He had wanted to help someone in need, this beautiful girl who had been through so much. And he ended up falling for her. They had much in common — a strong faith, their Samoan heritage, common values — and clicked, even though they’d never met face-to-face.
Their relationship ended, the first time, in September when Manti Te’o got a call from her hysterical brother telling him the woman he knew as Lennay Kekua had died, one day after leaving the hospital where she was being treated for leukemia.
Two months later, the relationship unraveled again, this time when he got another call from someone who claimed she was Lennay, very much alive.

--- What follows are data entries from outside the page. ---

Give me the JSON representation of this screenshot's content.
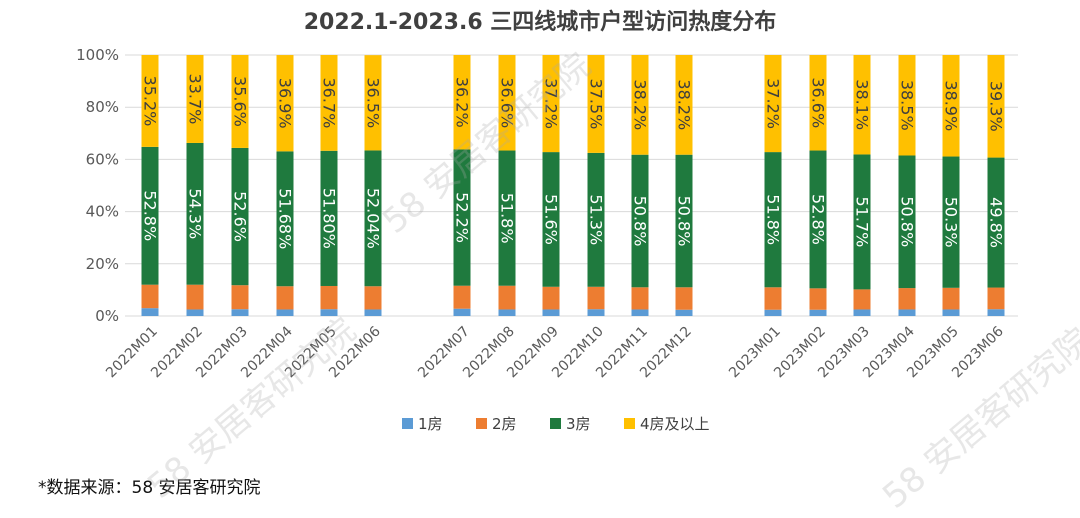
{
  "chart_data": {
    "type": "bar",
    "stacked": "percent",
    "title": "2022.1-2023.6  三四线城市户型访问热度分布",
    "categories": [
      "2022M01",
      "2022M02",
      "2022M03",
      "2022M04",
      "2022M05",
      "2022M06",
      "2022M07",
      "2022M08",
      "2022M09",
      "2022M10",
      "2022M11",
      "2022M12",
      "2023M01",
      "2023M02",
      "2023M03",
      "2023M04",
      "2023M05",
      "2023M06"
    ],
    "ylim": [
      0,
      100
    ],
    "yticks": [
      "0%",
      "20%",
      "40%",
      "60%",
      "80%",
      "100%"
    ],
    "grid": true,
    "legend_position": "bottom",
    "series": [
      {
        "name": "1房",
        "color": "#5b9bd5",
        "values": [
          3.0,
          2.5,
          2.6,
          2.5,
          2.6,
          2.5,
          2.8,
          2.5,
          2.5,
          2.6,
          2.5,
          2.4,
          2.4,
          2.4,
          2.5,
          2.5,
          2.5,
          2.6
        ]
      },
      {
        "name": "2房",
        "color": "#ed7d31",
        "values": [
          9.0,
          9.5,
          9.2,
          8.9,
          8.9,
          8.9,
          8.8,
          9.1,
          8.7,
          8.6,
          8.5,
          8.6,
          8.6,
          8.2,
          7.7,
          8.2,
          8.3,
          8.3
        ]
      },
      {
        "name": "3房",
        "color": "#1f7a3e",
        "values": [
          52.8,
          54.3,
          52.6,
          51.68,
          51.8,
          52.04,
          52.2,
          51.8,
          51.6,
          51.3,
          50.8,
          50.8,
          51.8,
          52.8,
          51.7,
          50.8,
          50.3,
          49.8
        ],
        "labels": [
          "52.8%",
          "54.3%",
          "52.6%",
          "51.68%",
          "51.80%",
          "52.04%",
          "52.2%",
          "51.8%",
          "51.6%",
          "51.3%",
          "50.8%",
          "50.8%",
          "51.8%",
          "52.8%",
          "51.7%",
          "50.8%",
          "50.3%",
          "49.8%"
        ]
      },
      {
        "name": "4房及以上",
        "color": "#ffc000",
        "values": [
          35.2,
          33.7,
          35.6,
          36.9,
          36.7,
          36.5,
          36.2,
          36.6,
          37.2,
          37.5,
          38.2,
          38.2,
          37.2,
          36.6,
          38.1,
          38.5,
          38.9,
          39.3
        ],
        "labels": [
          "35.2%",
          "33.7%",
          "35.6%",
          "36.9%",
          "36.7%",
          "36.5%",
          "36.2%",
          "36.6%",
          "37.2%",
          "37.5%",
          "38.2%",
          "38.2%",
          "37.2%",
          "36.6%",
          "38.1%",
          "38.5%",
          "38.9%",
          "39.3%"
        ]
      }
    ]
  },
  "footnote": "*数据来源：58 安居客研究院",
  "watermark": "58 安居客研究院"
}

In the weeks to follow — until and after Deadspin broke the story January 16 that Lennay Kekua didn’t exist, despite Te’o’s repeated references to her and her death in interviews — the Notre Dame star player admitted feeling embarrassed, scared and overwhelmed.
In his first on-camera interview since then, Te’o said that, publicly, he’d always been truthful.

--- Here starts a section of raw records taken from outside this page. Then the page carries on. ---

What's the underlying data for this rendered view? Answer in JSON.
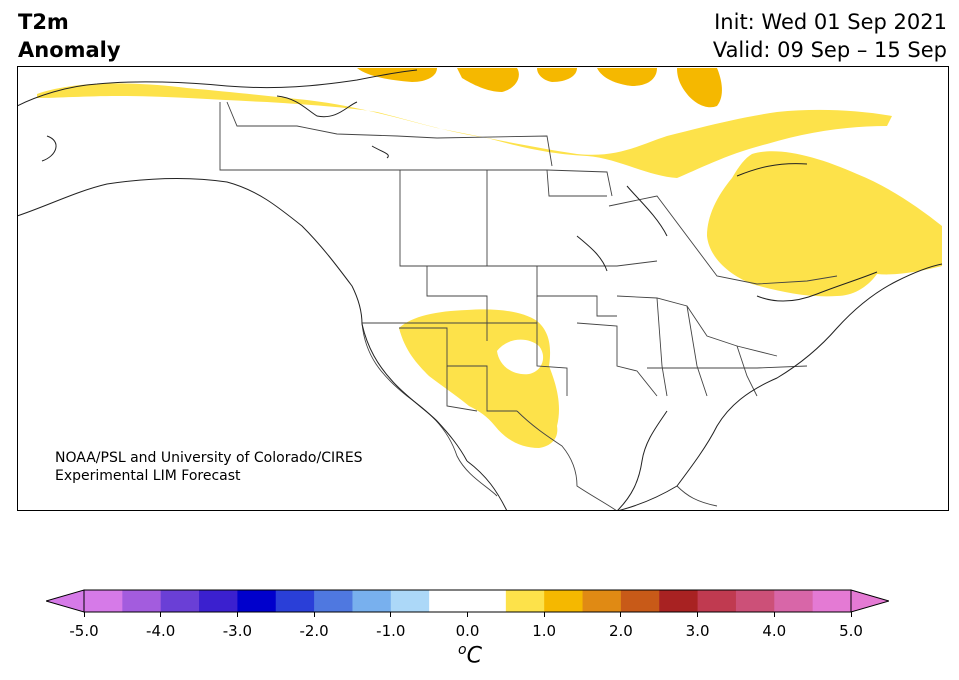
{
  "title": {
    "line1": "T2m",
    "line2": "Anomaly",
    "init": "Init: Wed 01 Sep 2021",
    "valid": "Valid: 09 Sep – 15 Sep"
  },
  "credit": {
    "line1": "NOAA/PSL and University of Colorado/CIRES",
    "line2": "Experimental LIM Forecast"
  },
  "colorbar": {
    "unit": "°C",
    "unit_display": "oC",
    "ticks": [
      "-5.0",
      "-4.0",
      "-3.0",
      "-2.0",
      "-1.0",
      "0.0",
      "1.0",
      "2.0",
      "3.0",
      "4.0",
      "5.0"
    ],
    "colors": [
      "#d67ae8",
      "#a35cde",
      "#6a3fd6",
      "#3b20cf",
      "#0000cc",
      "#2a3fd8",
      "#4f78e0",
      "#78b0ee",
      "#acd8f8",
      "#ffffff",
      "#ffffff",
      "#fde24a",
      "#f5b800",
      "#e08a14",
      "#c85a18",
      "#a82222",
      "#c03a50",
      "#cc5078",
      "#d866a8",
      "#e47ad4"
    ],
    "extend_left_color": "#d67ae8",
    "extend_right_color": "#e47ad4"
  },
  "map_colors": {
    "anomaly_0_5_to_1": "#fde24a",
    "anomaly_1_to_1_5": "#f5b800",
    "land": "#ffffff",
    "border": "#444444"
  }
}
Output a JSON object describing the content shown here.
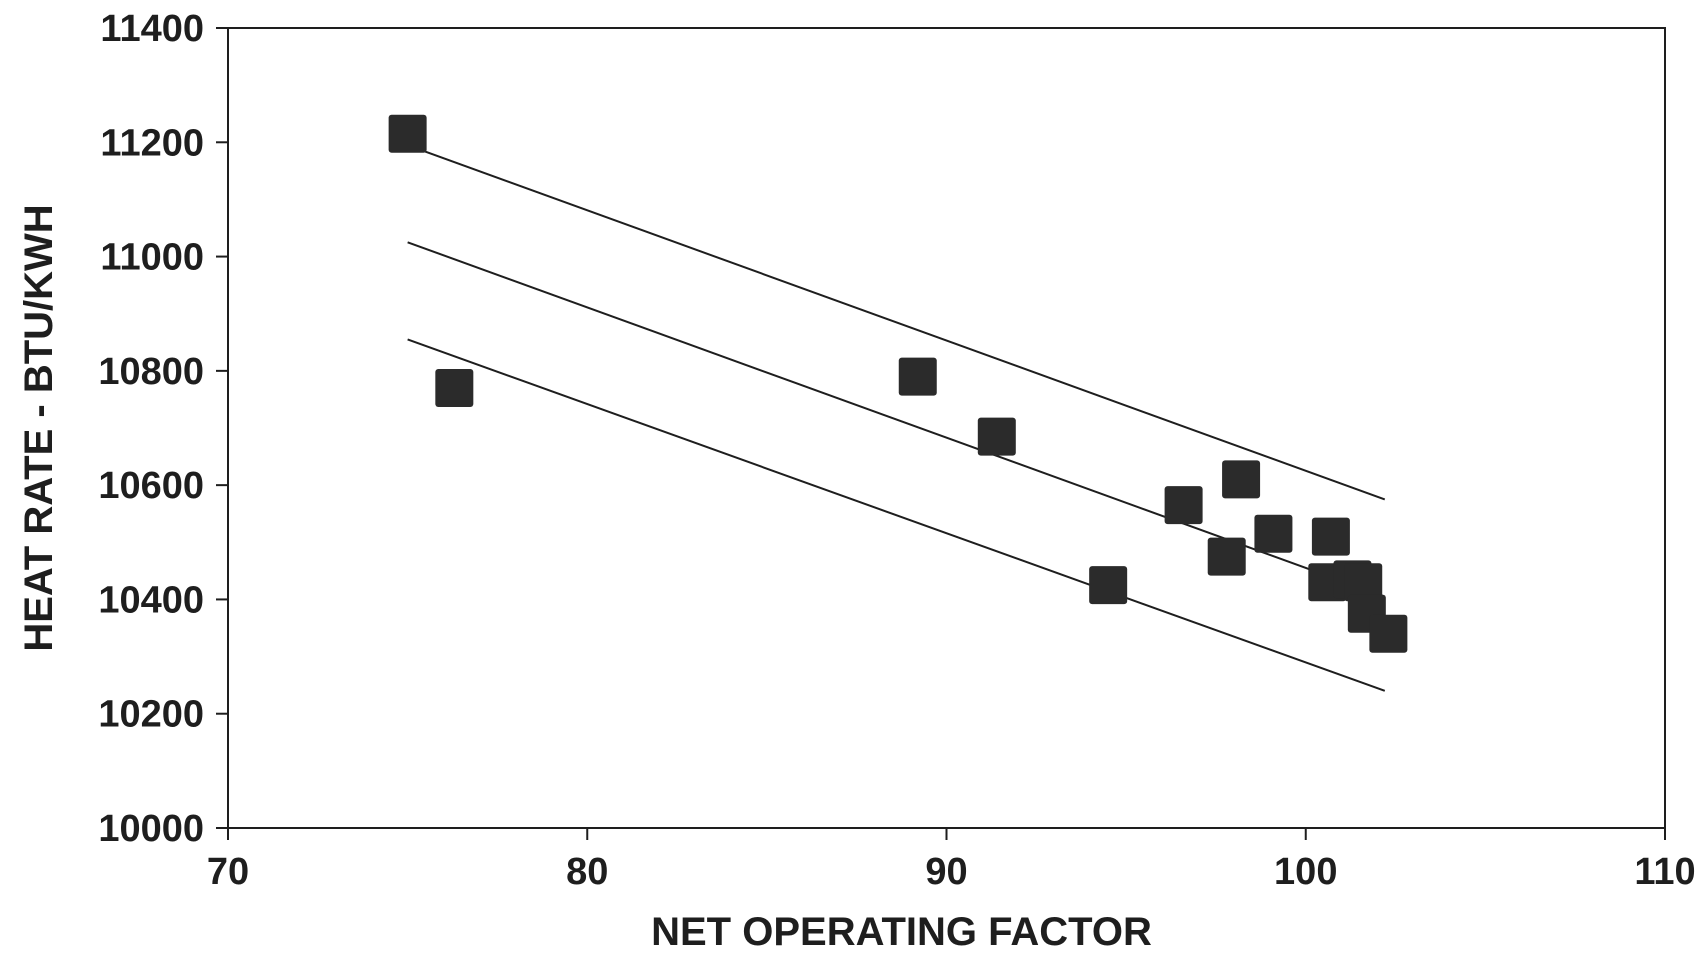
{
  "chart_data": {
    "type": "scatter",
    "title": "",
    "xlabel": "NET OPERATING FACTOR",
    "ylabel": "HEAT RATE - BTU/KWH",
    "xlim": [
      70,
      110
    ],
    "ylim": [
      10000,
      11400
    ],
    "x_ticks": [
      "70",
      "80",
      "90",
      "100",
      "110"
    ],
    "y_ticks": [
      "10000",
      "10200",
      "10400",
      "10600",
      "10800",
      "11000",
      "11200",
      "11400"
    ],
    "grid": false,
    "legend": "none",
    "marker": "square",
    "series": [
      {
        "points": [
          {
            "x": 75.0,
            "y": 11215
          },
          {
            "x": 76.3,
            "y": 10770
          },
          {
            "x": 89.2,
            "y": 10790
          },
          {
            "x": 91.4,
            "y": 10685
          },
          {
            "x": 94.5,
            "y": 10425
          },
          {
            "x": 96.6,
            "y": 10565
          },
          {
            "x": 97.8,
            "y": 10475
          },
          {
            "x": 98.2,
            "y": 10610
          },
          {
            "x": 99.1,
            "y": 10515
          },
          {
            "x": 100.6,
            "y": 10430
          },
          {
            "x": 100.7,
            "y": 10510
          },
          {
            "x": 101.3,
            "y": 10435
          },
          {
            "x": 101.6,
            "y": 10430
          },
          {
            "x": 101.7,
            "y": 10375
          },
          {
            "x": 102.3,
            "y": 10340
          }
        ]
      }
    ],
    "lines": [
      {
        "x": [
          75,
          102.2
        ],
        "y": [
          11195,
          10575
        ]
      },
      {
        "x": [
          75,
          102.2
        ],
        "y": [
          11025,
          10405
        ]
      },
      {
        "x": [
          75,
          102.2
        ],
        "y": [
          10855,
          10240
        ]
      }
    ],
    "colors": {
      "marker": "#2b2b2b",
      "line": "#1e1e1e",
      "axis": "#1e1e1e",
      "text": "#1e1e1e"
    }
  }
}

“For people feeling that they were misled, that I’m sorry for,” he told Katie Couric, on an episode of her talk show that aired Thursday. “I wasn’t as forthcoming about it (as I could have been).
“But I didn’t lie.”
Then why, Couric asked, had he said the two met through his cousin and at a game his sophomore year, when he now says she had reached out to him on Facebook? Why had he told his father that he and Kekua had gotten together once in Hawaii?
And why hadn’t he had stronger doubts before this winter? Like how, in their FaceTime chats, her screen always appeared black? Or how every in-person meeting they set up fell through, like when she was hospitalized or the time her brother had borrowed her car?
Or how odd was it that, in the months he’d gotten to know her well, a 22-year-old woman had a near-death accident then came down with cancer? And through all her struggles, why didn’t he visit her once in the hospital — even when he was in Southern California, like her, and she was in a coma?
Te’o said he understands why people might doubt their relationship, and him. But he told Couric that his feelings in the relationship — and after the supposed death — were authentic.
“What I went through was real. The feelings, the pain, the sorrow … that was all real,” said the standout linebacker and Heisman runner-up. “That’s something I can’t fake.”